In previous generations, people often had the same job for most of their working life. Granddad was no different, and was to spend many years seeing the world whilst serving in the Royal Navy. However, it is interesting to see the varied jobs he had as a young teenager, after leaving school at the age of 13. Without his memoirs, I might never have known anything about his first experiences in the world of work. It was also interesting to discover that he had studied at evening classes and obtained a certificate in mechanical engineering. He was obviously bright but also practical. His first job, working for the chemist, does not sound much fun but his father used his connections to help him find employment with the Wantage Engineering Company.
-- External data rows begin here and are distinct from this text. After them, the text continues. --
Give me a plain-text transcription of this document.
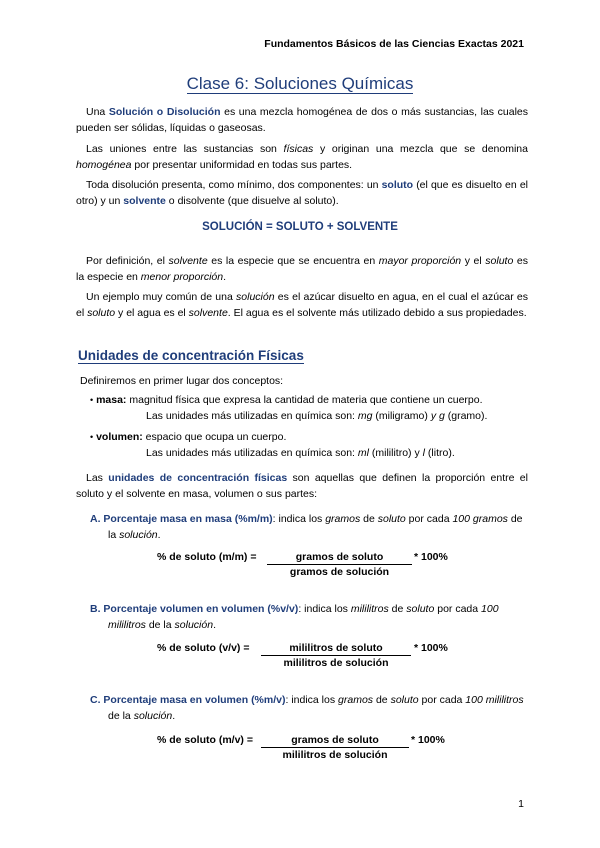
Fundamentos Básicos de las Ciencias Exactas 2021
Clase 6: Soluciones Químicas
Una Solución o Disolución es una mezcla homogénea de dos o más sustancias, las cuales pueden ser sólidas, líquidas o gaseosas.
Las uniones entre las sustancias son físicas y originan una mezcla que se denomina homogénea por presentar uniformidad en todas sus partes.
Toda disolución presenta, como mínimo, dos componentes: un soluto (el que es disuelto en el otro) y un solvente o disolvente (que disuelve al soluto).
SOLUCIÓN = SOLUTO + SOLVENTE
Por definición, el solvente es la especie que se encuentra en mayor proporción y el soluto es la especie en menor proporción.
Un ejemplo muy común de una solución es el azúcar disuelto en agua, en el cual el azúcar es el soluto y el agua es el solvente. El agua es el solvente más utilizado debido a sus propiedades.
Unidades de concentración Físicas
Definiremos en primer lugar dos conceptos:
• masa: magnitud física que expresa la cantidad de materia que contiene un cuerpo.
Las unidades más utilizadas en química son: mg (miligramo) y g (gramo).
• volumen: espacio que ocupa un cuerpo.
Las unidades más utilizadas en química son: ml (mililitro) y l (litro).
Las unidades de concentración físicas son aquellas que definen la proporción entre el soluto y el solvente en masa, volumen o sus partes:
A. Porcentaje masa en masa (%m/m): indica los gramos de soluto por cada 100 gramos de la solución.
% de soluto (m/m) =	gramos de soluto	* 100%
gramos de solución
B. Porcentaje volumen en volumen (%v/v): indica los mililitros de soluto por cada 100 mililitros de la solución.
% de soluto (v/v) =	mililitros de soluto	* 100%
mililitros de solución
C. Porcentaje masa en volumen (%m/v): indica los gramos de soluto por cada 100 mililitros de la solución.
% de soluto (m/v) =	gramos de soluto	* 100%
mililitros de solución
1
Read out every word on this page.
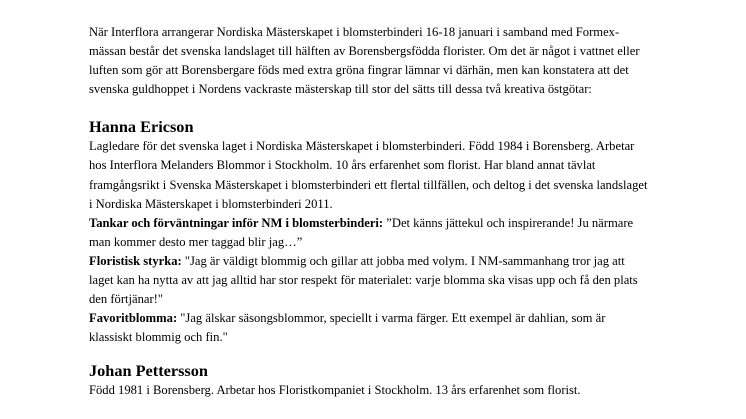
När Interflora arrangerar Nordiska Mästerskapet i blomsterbinderi 16-18 januari i samband med Formex-mässan består det svenska landslaget till hälften av Borensbergsfödda florister. Om det är något i vattnet eller luften som gör att Borensbergare föds med extra gröna fingrar lämnar vi därhän, men kan konstatera att det svenska guldhoppet i Nordens vackraste mästerskap till stor del sätts till dessa två kreativa östgötar:

Hanna Ericson

Lagledare för det svenska laget i Nordiska Mästerskapet i blomsterbinderi. Född 1984 i Borensberg. Arbetar hos Interflora Melanders Blommor i Stockholm. 10 års erfarenhet som florist. Har bland annat tävlat framgångsrikt i Svenska Mästerskapet i blomsterbinderi ett flertal tillfällen, och deltog i det svenska landslaget i Nordiska Mästerskapet i blomsterbinderi 2011.

Tankar och förväntningar inför NM i blomsterbinderi: ”Det känns jättekul och inspirerande! Ju närmare man kommer desto mer taggad blir jag…”

Floristisk styrka: "Jag är väldigt blommig och gillar att jobba med volym. I NM-sammanhang tror jag att laget kan ha nytta av att jag alltid har stor respekt för materialet: varje blomma ska visas upp och få den plats den förtjänar!"

Favoritblomma: "Jag älskar säsongsblommor, speciellt i varma färger. Ett exempel är dahlian, som är klassiskt blommig och fin."

Johan Pettersson

Född 1981 i Borensberg. Arbetar hos Floristkompaniet i Stockholm. 13 års erfarenhet som florist.
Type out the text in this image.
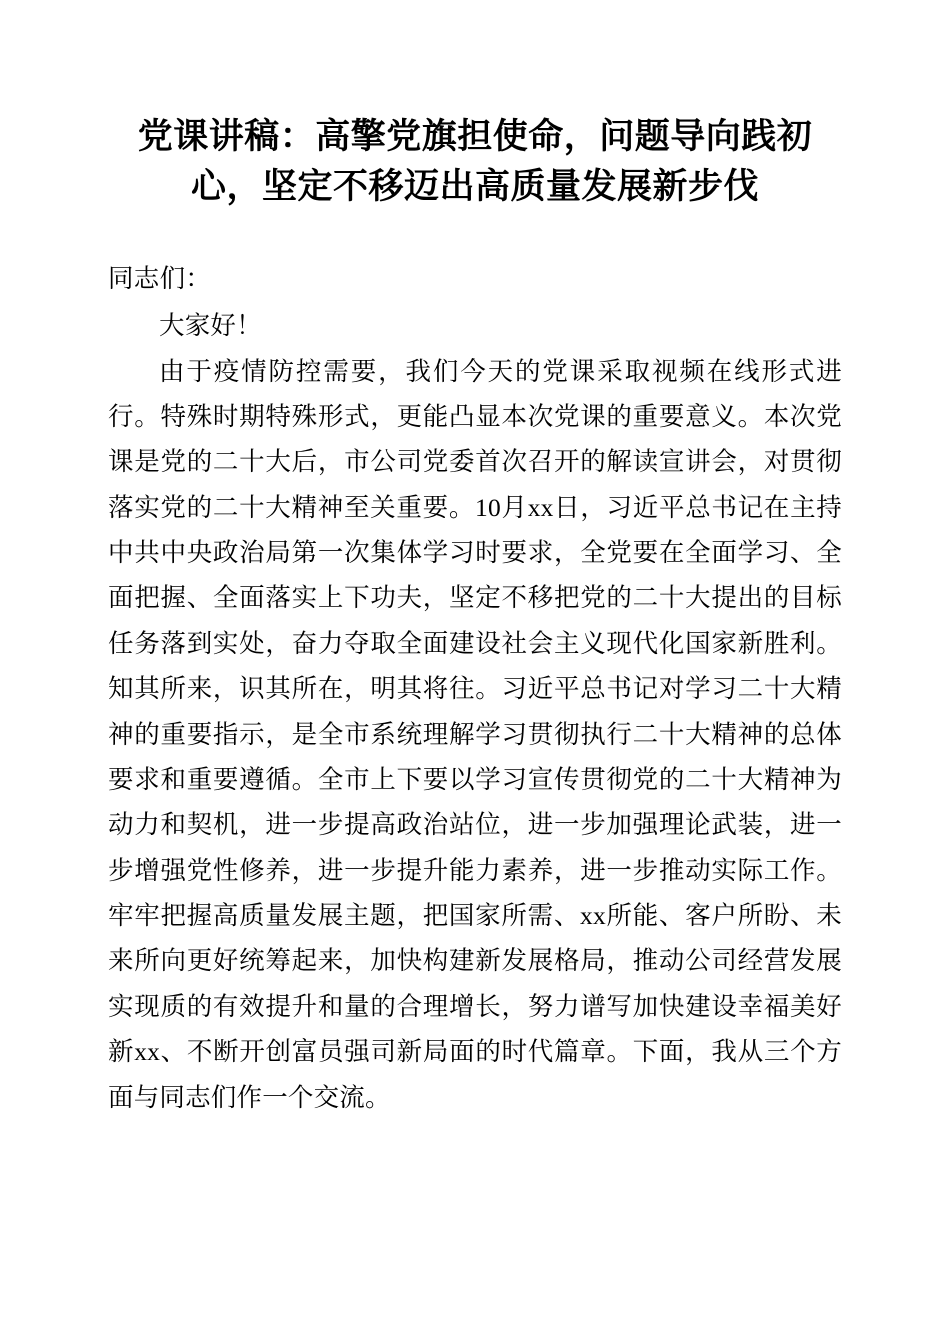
党课讲稿：高擎党旗担使命，问题导向践初心，坚定不移迈出高质量发展新步伐

同志们：

大家好！

由于疫情防控需要，我们今天的党课采取视频在线形式进行。特殊时期特殊形式，更能凸显本次党课的重要意义。本次党课是党的二十大后，市公司党委首次召开的解读宣讲会，对贯彻落实党的二十大精神至关重要。10月xx日，习近平总书记在主持中共中央政治局第一次集体学习时要求，全党要在全面学习、全面把握、全面落实上下功夫，坚定不移把党的二十大提出的目标任务落到实处，奋力夺取全面建设社会主义现代化国家新胜利。知其所来，识其所在，明其将往。习近平总书记对学习二十大精神的重要指示，是全市系统理解学习贯彻执行二十大精神的总体要求和重要遵循。全市上下要以学习宣传贯彻党的二十大精神为动力和契机，进一步提高政治站位，进一步加强理论武装，进一步增强党性修养，进一步提升能力素养，进一步推动实际工作。牢牢把握高质量发展主题，把国家所需、xx所能、客户所盼、未来所向更好统筹起来，加快构建新发展格局，推动公司经营发展实现质的有效提升和量的合理增长，努力谱写加快建设幸福美好新xx、不断开创富员强司新局面的时代篇章。下面，我从三个方面与同志们作一个交流。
It was probably a useful experience, training as a blacksmith, as he later became a stoker in the Navy. He must have got used to handling the heat and operating a furnace. Granddad then spent a short time riding up and down on the Wantage Tramway as the brakeman on the new engine they had purchased. In 1911, a career for Ernest in the Royal Navy must have seemed a sensible choice to his newly widowed father who wanted to reduce his household. Granddad turned 18 in January 1911 so was eligible to join. The Navy was expanding at the time, with the growing threat from Germany, and a shipbuilding arms race had commenced in 1906 with building of a new class of battleship, dreadnoughts. Advertisements called for “intelligent and active” lads to join up. Enrolling in the Royal Navy gave Granddad opportunities that he might otherwise never have had, and many adventures too.